I have a Python module which uses some resources in a subdirectory of the module directory. After searching around on stack overflow and finding related answers, I managed to direct the module to the resources by using something like
我有一个Python模块,它使用模块目录的子目录中的一些资源。在搜索堆栈溢出并找到相关答案后,我设法通过使用类似的东西将模块引导到资源
import os
os.path.join(os.path.dirname(__file__), 'fonts/myfont.ttf')
This works fine when I call the module from elsewhere, but it breaks when I call the module after changing the current working directory. The problem is that the contents of __file__
are a relative path, which doesn't take into account the fact that I changed the directory:
当我从其他地方调用模块时这很好用,但是在我更改当前工作目录后调用模块时它会中断。问题是__file__的内容是一个相对路径,它没有考虑到我更改目录的事实:
>>> mymodule.__file__
'mymodule/__init__.pyc'
>>> os.chdir('..')
>>> mymodule.__file__
'mymodule/__init__.pyc'
How can I encode the absolute path in __file__
, or barring that, how can I access my resources in the module no matter what the current working directory is? Thanks!
如何编码__file__中的绝对路径,或者禁止这样做,无论当前工作目录是什么,我如何访问模块中的资源?谢谢!
1 个解决方案
#1
42
Store the absolute path to the module directory at the very beginning of the module:
将模块目录的绝对路径存储在模块的最开头:
package_directory = os.path.dirname(os.path.abspath(__file__))
Afterwards, load your resources based on this package_directory
:
然后,根据此package_directory加载资源:
font_file = os.path.join(package_directory, 'fonts', 'myfont.ttf')
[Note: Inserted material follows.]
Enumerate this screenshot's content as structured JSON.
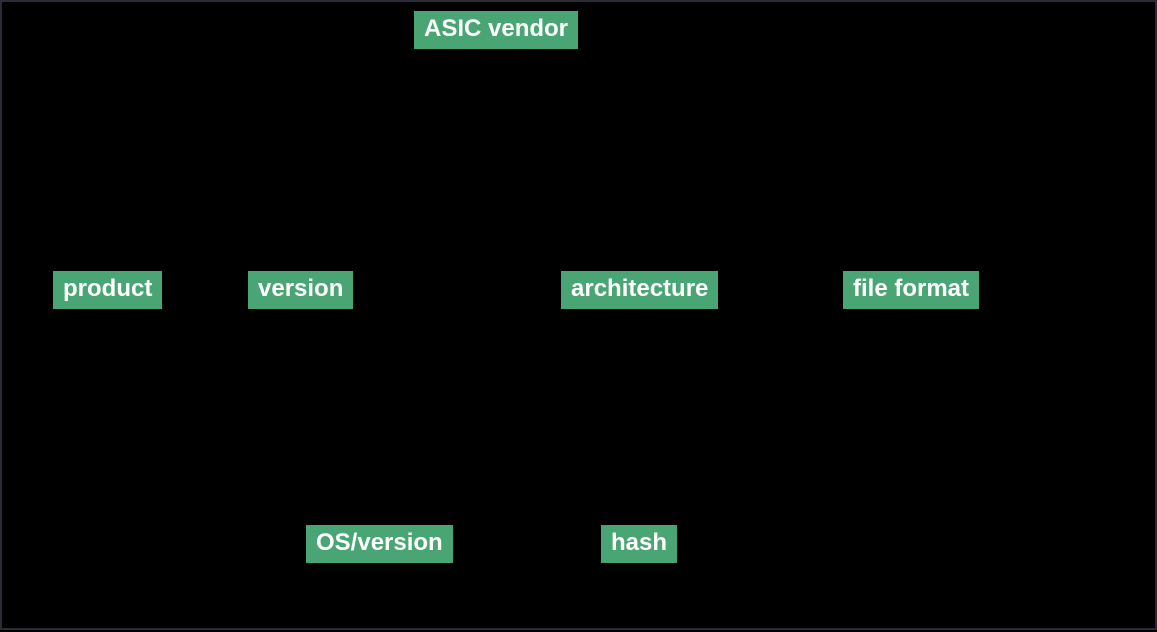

And after all, do not modify of process-wide resources like the current working directory. There is never a real need to change the working directory in a well-written program, consequently avoid os.chdir()
.
毕竟,不要修改当前工作目录等流程范围的资源。从来没有真正需要在编写良好的程序中更改工作目录,因此避免使用os.chdir()。
#1
42
Store the absolute path to the module directory at the very beginning of the module:
将模块目录的绝对路径存储在模块的最开头:
package_directory = os.path.dirname(os.path.abspath(__file__))
Afterwards, load your resources based on this package_directory
:
然后,根据此package_directory加载资源:
font_file = os.path.join(package_directory, 'fonts', 'myfont.ttf')
And after all, do not modify of process-wide resources like the current working directory. There is never a real need to change the working directory in a well-written program, consequently avoid os.chdir()
.
毕竟,不要修改当前工作目录等流程范围的资源。从来没有真正需要在编写良好的程序中更改工作目录,因此避免使用os.chdir()。